When I began the King's English, I was looking forward to covering this phrase.  I only realised today that I never did!  Well here it is, finally.

Filthy Lucre

On the surface it’s a quaint archaism.  But it speaks of a deadly trap.  “Filthy lucre” is used four times in the King James Bible and in each case it refers to a grave temptation for gospel ministers (1 Timothy 3:3,8; Titus 1:7; 1 Peter 5:2).  Eg:

Feed the flock of God which is among you, taking the oversight thereof, not by constraint, but willingly; not for filthy lucre, but of a ready mind. (1 Peter 5:2)

The KJV follows Tyndale in leaving the Vulgate’s lucrum untranslated.  Lucrum is the Latin word from which we get “lucrative”.  It just means profit.  The underlying Greek word is a compound word meaning “unclean gain”.  So here’s what we’re being warned against: unclean gain, base profit, filthy lucre.

The repetition of this biblical warning should make us think.  But it rarely does.  Many times people have joked with me: “What attracted you to the ministry? It can’t have been the money!”  Everyone has a good laugh.  Everyone except the Apostles.  They were worried about ministering for the money in the first century.  What about in the twenty first century when Christianity is big business?

Listen to John Bunyan illustrate the dangers of lucre.

Then CHRISTIAN and HOPEFUL went till they came at a delicate plain, called Ease, where they went with much content; but that plain was but narrow, so they were quickly got over it.
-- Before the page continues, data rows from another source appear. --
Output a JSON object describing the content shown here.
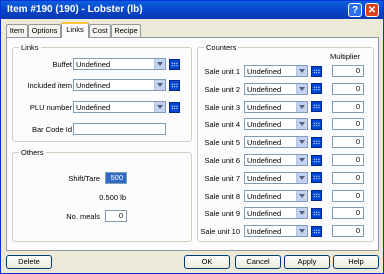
{
  "window": {
    "title": "Item #190 (190) - Lobster (lb)",
    "help_glyph": "?",
    "close_glyph": "✕"
  },
  "tabs": [
    {
      "label": "Item",
      "active": false
    },
    {
      "label": "Options",
      "active": false
    },
    {
      "label": "Links",
      "active": true
    },
    {
      "label": "Cost",
      "active": false
    },
    {
      "label": "Recipe",
      "active": false
    }
  ],
  "links": {
    "legend": "Links",
    "buffet": {
      "label": "Buffet",
      "value": "Undefined"
    },
    "included_item": {
      "label": "Included item",
      "value": "Undefined"
    },
    "plu_number": {
      "label": "PLU number",
      "value": "Undefined"
    },
    "bar_code": {
      "label": "Bar Code Id",
      "value": ""
    }
  },
  "others": {
    "legend": "Others",
    "shift_tare": {
      "label": "Shift/Tare",
      "value": "500"
    },
    "weight_text": "0.500 lb",
    "no_meals": {
      "label": "No. meals",
      "value": "0"
    }
  },
  "counters": {
    "legend": "Counters",
    "multiplier_header": "Multiplier",
    "rows": [
      {
        "label": "Sale unit 1",
        "value": "Undefined",
        "multiplier": "0"
      },
      {
        "label": "Sale unit 2",
        "value": "Undefined",
        "multiplier": "0"
      },
      {
        "label": "Sale unit 3",
        "value": "Undefined",
        "multiplier": "0"
      },
      {
        "label": "Sale unit 4",
        "value": "Undefined",
        "multiplier": "0"
      },
      {
        "label": "Sale unit 5",
        "value": "Undefined",
        "multiplier": "0"
      },
      {
        "label": "Sale unit 6",
        "value": "Undefined",
        "multiplier": "0"
      },
      {
        "label": "Sale unit 7",
        "value": "Undefined",
        "multiplier": "0"
      },
      {
        "label": "Sale unit 8",
        "value": "Undefined",
        "multiplier": "0"
      },
      {
        "label": "Sale unit 9",
        "value": "Undefined",
        "multiplier": "0"
      },
      {
        "label": "Sale unit 10",
        "value": "Undefined",
        "multiplier": "0"
      }
    ]
  },
  "buttons": {
    "delete": "Delete",
    "ok": "OK",
    "cancel": "Cancel",
    "apply": "Apply",
    "help": "Help"
  }
}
Now at the further side of that plain was a little hill called Lucre, and in that hill a silver mine, which some of them that had formerly gone that way, because of the rarity of it, had turned aside to see; but going too near the brink of the pit, the ground being deceitful under them, broke, and they were slain; some also had been maimed there, and could not to their dying day be their own men again.

Then I saw in my dream, that a little off the road, over against the silver mine, stood DEMAS (gentleman-like), to call to passengers to come and see; who said to CHRISTIAN and his fellow, "Ho, turn aside hither, and I will show you a thing."

CHRISTIAN. What thing is so deserving as to turn us out of the way to see it?

DEMAS. Here is a silver mine, and some digging in it for treasure; if you will come, with a little pain you may richly provide for yourselves.

HOPEFUL. Then said HOPEFUL, "Let us go and see."

CHRISTIAN. "Not I," said CHRISTIAN; "I have heard of this place before now and how many have there been slain; and besides, that treasure is a snare to those that seek it, for it hinders them in their pilgrimage."  (Pilgrim’s Progress)

It is indeed a snare and a hindrance.  So how can we avoid it?

At heart, we must recapture a vision of the Generous Father.  Our God treats nothing as a means to some other end.  It is His eternal nature to love the other.  First His Son, and then, through His Son and by the Spirit, He loves the world. “God so loved the world He gave” (John 3:16).  He is a Fountain of life and love whose glory is to pour Himself out.  His activity is not mercenary.  He’s not in the whole “creation-salvation game” for what He can get out of it.  He commits Himself to us for the sake of committing Himself to us.  Because this is the kind of God He is.  He genuinely loves to give and He gives to love.

Once we’ve grasped this, we’ve learnt the secret of life and of ministry. Immanuel Kant wasn’t so far off really.  Treating people as ends in themselves is absolutely right and good.  If even God does it, then it must be the good life.  But such living is the fruit of the gospel.  It’s the good life that comes about with this good God.

So when I’m tempted to minister for “shameful gain” (NIV) or “filthy lucre” I should not be surprised.  It’s actually a perennial temptation.  But look first to the Father, poured out in Jesus.  I have all I need in His generosity. And look, secondly, to “the flock of God which is among you.”  They are not means towards further gain.  They are my “crown” and “joy” (Philippians 4:1; 2 Thessalonians 2:19).  They are my reward – a reward far greater than that snare and hindrance: “filthy lucre.”